Mancanza di screening e percorso formativo

Ma c'è di più: è stato anche accertato che il personale, anche se in possesso di dispositivi sanitari, non è stato supportato da un idoneo percorso formativo. "In sintesi, l'attività formativa ed informativa svolta per istituire il personale rispetto ai rischi lavorativi generati dall'andamento epidemico-pandemico e all'utilizzo dei dispositivi di protezione individuale risulta carente, soprattutto fino alla metà del mese di marzo". In ultimo non è stato possibile tracciare il percorso del virus all'interno del Pat. Fino ad aprile 2020 è mancato infatti qualsiasi screening di massa sulla positività degli ospiti e del personale. Resta però da sottolineare anche che fino ai primi di aprile a livello regionale "la verifica mediante tampone era raccomandata solo su pazienti sintomatici in caso di ricovero in ospedale – ovvero in situazione ormai critica". Difficile dunque avere certezze su quanti erano gli ospiti con sintomi lievi o addirittura assenti, fonte però di contagio. Per questo le indagini degli esperti si sono concentrati solo sui casi di decesso: hanno analizzato 400 cartelle cliniche. Nei primi mesi della pandemia analizzati, i decessi per Covid sono stati 103 e hanno rappresentato circa il 32 per cento del totale dei decessi. Certo è che l'accesso di mortalità in quel periodo è da ricondurre alla pandemia: i decessi per cause diverse dal Covid-19 infatti, sempre considerando gennaio e aprile 2020, non si discosta dalla media storica. Per il gruppo di esperti la diffusione epidemica del virus all'interno della struttura è da ricondurre a uno o più fatti avvenuti circa 10 o 20 giorni antecedente l'inizio dell'importante aumento dei decessi registrati a fine marzo.
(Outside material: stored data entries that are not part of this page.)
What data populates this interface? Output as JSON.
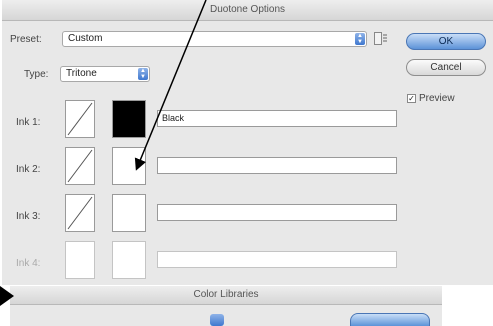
{
  "duotone_dialog": {
    "title": "Duotone Options",
    "preset_label": "Preset:",
    "preset_value": "Custom",
    "type_label": "Type:",
    "type_value": "Tritone",
    "ok_label": "OK",
    "cancel_label": "Cancel",
    "preview_label": "Preview",
    "preview_checked": true,
    "inks": [
      {
        "label": "Ink 1:",
        "name": "Black",
        "swatch_color": "#000000",
        "enabled": true
      },
      {
        "label": "Ink 2:",
        "name": "",
        "swatch_color": "#ffffff",
        "enabled": true
      },
      {
        "label": "Ink 3:",
        "name": "",
        "swatch_color": "#ffffff",
        "enabled": true
      },
      {
        "label": "Ink 4:",
        "name": "",
        "swatch_color": "#ffffff",
        "enabled": false
      }
    ]
  },
  "color_libraries_dialog": {
    "title": "Color Libraries"
  },
  "colors": {
    "dialog_bg": "#e8e8e8",
    "default_button": "#5c93d8"
  }
}
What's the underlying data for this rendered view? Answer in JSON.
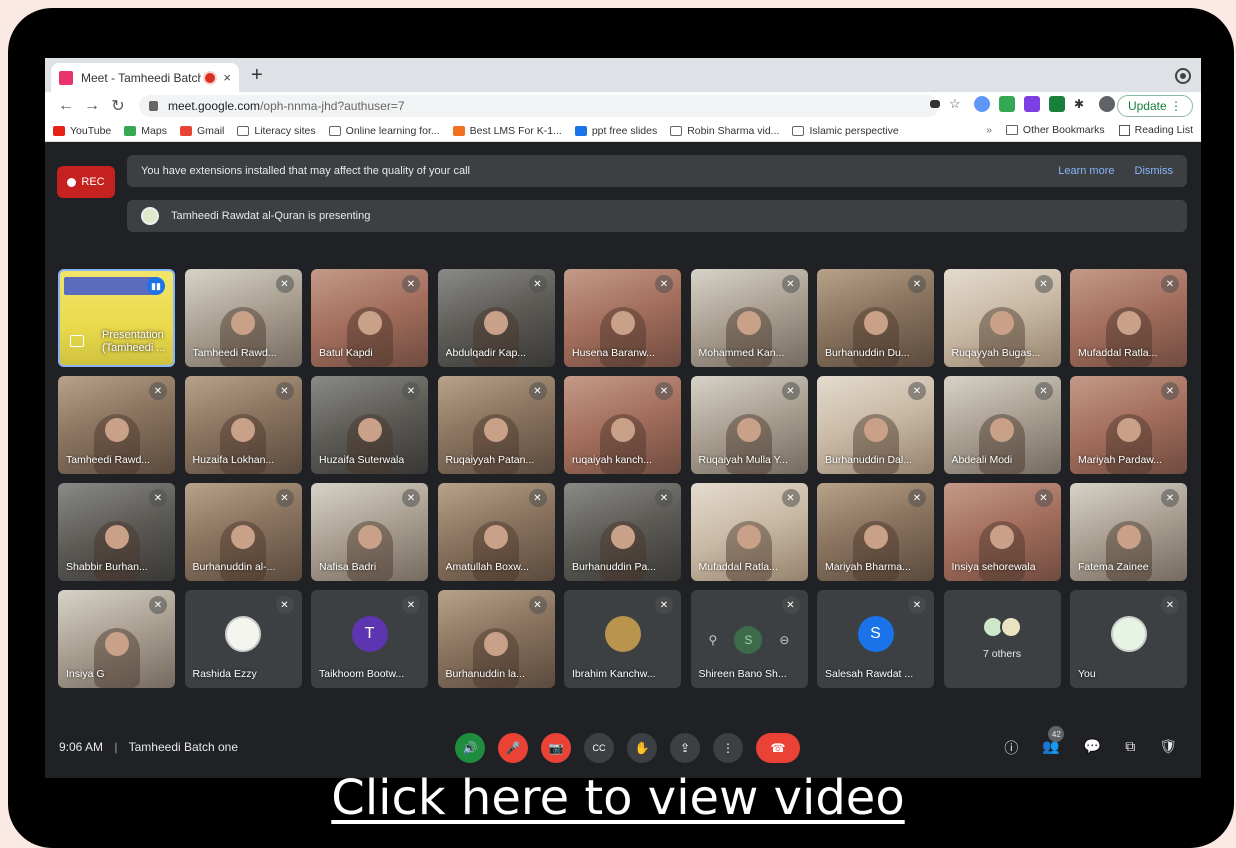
{
  "browser": {
    "tab_title": "Meet - Tamheedi Batch one",
    "tab_close": "×",
    "new_tab": "+",
    "url_host": "meet.google.com",
    "url_path": "/oph-nnma-jhd?authuser=7",
    "update_label": "Update",
    "bookmarks": [
      {
        "label": "YouTube",
        "icon": "youtube-icon",
        "color": "#e62117"
      },
      {
        "label": "Maps",
        "icon": "maps-icon",
        "color": "#34a853"
      },
      {
        "label": "Gmail",
        "icon": "gmail-icon",
        "color": "#ea4335"
      },
      {
        "label": "Literacy sites",
        "icon": "folder-icon"
      },
      {
        "label": "Online learning for...",
        "icon": "folder-icon"
      },
      {
        "label": "Best LMS For K-1...",
        "icon": "site-icon",
        "color": "#f37021"
      },
      {
        "label": "ppt free slides",
        "icon": "site-icon",
        "color": "#1a73e8"
      },
      {
        "label": "Robin Sharma vid...",
        "icon": "folder-icon"
      },
      {
        "label": "Islamic perspective",
        "icon": "folder-icon"
      }
    ],
    "bookmarks_overflow": "»",
    "other_bookmarks": "Other Bookmarks",
    "reading_list": "Reading List"
  },
  "meet": {
    "rec_label": "REC",
    "extension_notice": "You have extensions installed that may affect the quality of your call",
    "learn_more": "Learn more",
    "dismiss": "Dismiss",
    "presenting_notice": "Tamheedi Rawdat al-Quran is presenting",
    "presentation_tile_label": "Presentation (Tamheedi ...",
    "participants": [
      {
        "name": "Tamheedi Rawd...",
        "style": "v2"
      },
      {
        "name": "Batul Kapdi",
        "style": "v3"
      },
      {
        "name": "Abdulqadir Kap...",
        "style": "v4"
      },
      {
        "name": "Husena Baranw...",
        "style": "v3"
      },
      {
        "name": "Mohammed Kan...",
        "style": "v2"
      },
      {
        "name": "Burhanuddin Du...",
        "style": "v1"
      },
      {
        "name": "Ruqayyah Bugas...",
        "style": "v5"
      },
      {
        "name": "Mufaddal Ratla...",
        "style": "v3"
      },
      {
        "name": "Tamheedi Rawd...",
        "style": "v1"
      },
      {
        "name": "Huzaifa Lokhan...",
        "style": "v1"
      },
      {
        "name": "Huzaifa Suterwala",
        "style": "v4"
      },
      {
        "name": "Ruqaiyyah Patan...",
        "style": "v1"
      },
      {
        "name": "ruqaiyah kanch...",
        "style": "v3"
      },
      {
        "name": "Ruqaiyah Mulla Y...",
        "style": "v2"
      },
      {
        "name": "Burhanuddin Dal...",
        "style": "v5"
      },
      {
        "name": "Abdeali Modi",
        "style": "v2"
      },
      {
        "name": "Mariyah Pardaw...",
        "style": "v3"
      },
      {
        "name": "Shabbir Burhan...",
        "style": "v4"
      },
      {
        "name": "Burhanuddin al-...",
        "style": "v1"
      },
      {
        "name": "Nafisa Badri",
        "style": "v2"
      },
      {
        "name": "Amatullah Boxw...",
        "style": "v1"
      },
      {
        "name": "Burhanuddin Pa...",
        "style": "v4"
      },
      {
        "name": "Mufaddal Ratla...",
        "style": "v5"
      },
      {
        "name": "Mariyah Bharma...",
        "style": "v1"
      },
      {
        "name": "Insiya sehorewala",
        "style": "v3"
      },
      {
        "name": "Fatema Zainee",
        "style": "v2"
      },
      {
        "name": "Insiya G",
        "style": "v2"
      }
    ],
    "avatar_tiles": {
      "rashida": "Rashida Ezzy",
      "taikhoom": "Taikhoom Bootw...",
      "taikhoom_initial": "T",
      "burhanuddin_la": "Burhanuddin la...",
      "ibrahim": "Ibrahim Kanchw...",
      "shireen": "Shireen Bano Sh...",
      "shireen_initial": "S",
      "salesah": "Salesah Rawdat ...",
      "salesah_initial": "S",
      "others": "7 others",
      "you": "You"
    },
    "time": "9:06 AM",
    "meeting_name": "Tamheedi Batch one",
    "participant_count": "42"
  },
  "overlay": {
    "video_link": "Click here to view video"
  },
  "colors": {
    "meet_bg": "#202124",
    "tile_bg": "#3c4043",
    "rec_red": "#c5221f",
    "link_blue": "#8ab4f8",
    "end_call": "#ea4335"
  }
}
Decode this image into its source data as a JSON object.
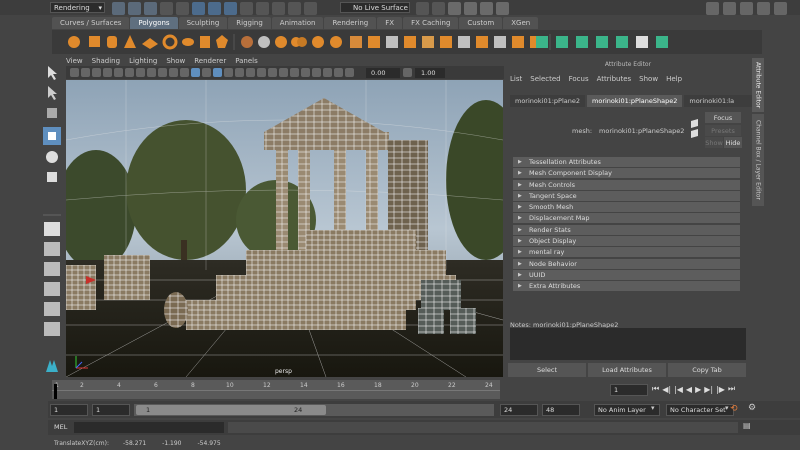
{
  "status": {
    "menu_set": "Rendering",
    "live_surface": "No Live Surface"
  },
  "shelf_tabs": [
    "Curves / Surfaces",
    "Polygons",
    "Sculpting",
    "Rigging",
    "Animation",
    "Rendering",
    "FX",
    "FX Caching",
    "Custom",
    "XGen"
  ],
  "active_shelf": "Polygons",
  "viewport": {
    "menu": [
      "View",
      "Shading",
      "Lighting",
      "Show",
      "Renderer",
      "Panels"
    ],
    "field1": "0.00",
    "field2": "1.00",
    "camera_label": "persp"
  },
  "attribute_editor": {
    "title": "Attribute Editor",
    "menu": [
      "List",
      "Selected",
      "Focus",
      "Attributes",
      "Show",
      "Help"
    ],
    "tabs": [
      "morinoki01:pPlane2",
      "morinoki01:pPlaneShape2",
      "morinoki01:la"
    ],
    "mesh_label": "mesh:",
    "mesh_value": "morinoki01:pPlaneShape2",
    "focus": "Focus",
    "presets": "Presets",
    "show": "Show",
    "hide": "Hide",
    "sections": [
      "Tessellation Attributes",
      "Mesh Component Display",
      "Mesh Controls",
      "Tangent Space",
      "Smooth Mesh",
      "Displacement Map",
      "Render Stats",
      "Object Display",
      "mental ray",
      "Node Behavior",
      "UUID",
      "Extra Attributes"
    ],
    "notes": "Notes:  morinoki01:pPlaneShape2",
    "buttons": [
      "Select",
      "Load Attributes",
      "Copy Tab"
    ]
  },
  "side_tabs": [
    "Attribute Editor",
    "Channel Box / Layer Editor"
  ],
  "time_slider": {
    "ticks": [
      "1",
      "2",
      "4",
      "6",
      "8",
      "10",
      "12",
      "14",
      "16",
      "18",
      "20",
      "22",
      "24"
    ],
    "current": "1"
  },
  "range": {
    "start": "1",
    "playback_start": "1",
    "slider_start": "1",
    "slider_end": "24",
    "playback_end": "24",
    "end": "48",
    "anim_layer": "No Anim Layer",
    "character_set": "No Character Set"
  },
  "mel": {
    "label": "MEL"
  },
  "help_line": {
    "label": "TranslateXYZ(cm):",
    "x": "-58.271",
    "y": "-1.190",
    "z": "-54.975"
  },
  "colors": {
    "accent": "#5f8fbf",
    "viewport_sky": "#a9bccc",
    "wire": "#f0f0f0"
  }
}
Da capire cosa è riconducibile a una responsabilità umana

Tutte carenze e mancanze accertate anche dalla Commissione d'Inchiesta sul Pat, disposta da Regione Lombardia e creata da Ats Milano. E anche alcuni dirigenti medici del Pat, sentiti dal pm, hanno espresso critiche per tale iniziale sottovalutazione del rischio. Per la Procura però manca da chiarire quali procedure e in che misura queste carenze siano state oggetto di specifica delibera da parte dell'amministrazione regionale e della direzione della struttura. E ancora, per dare seguito a una richiesta di rinvio a giudizio bisogna capire anche se la carenza di dispositivi di protezione sia dovuta a cause di forza maggiore – nei primi mesi di pandemia era difficile procurarsi mascherine – oppure a una responsabilità umana. Tutte risposte che ora non sia hanno e che resta difficile anche avere nei prossimi mesi. Per questo ad oggi c'è solo una richiesta di archiviazione, così come per le altre indagini aperte su altre case di cura di Milano.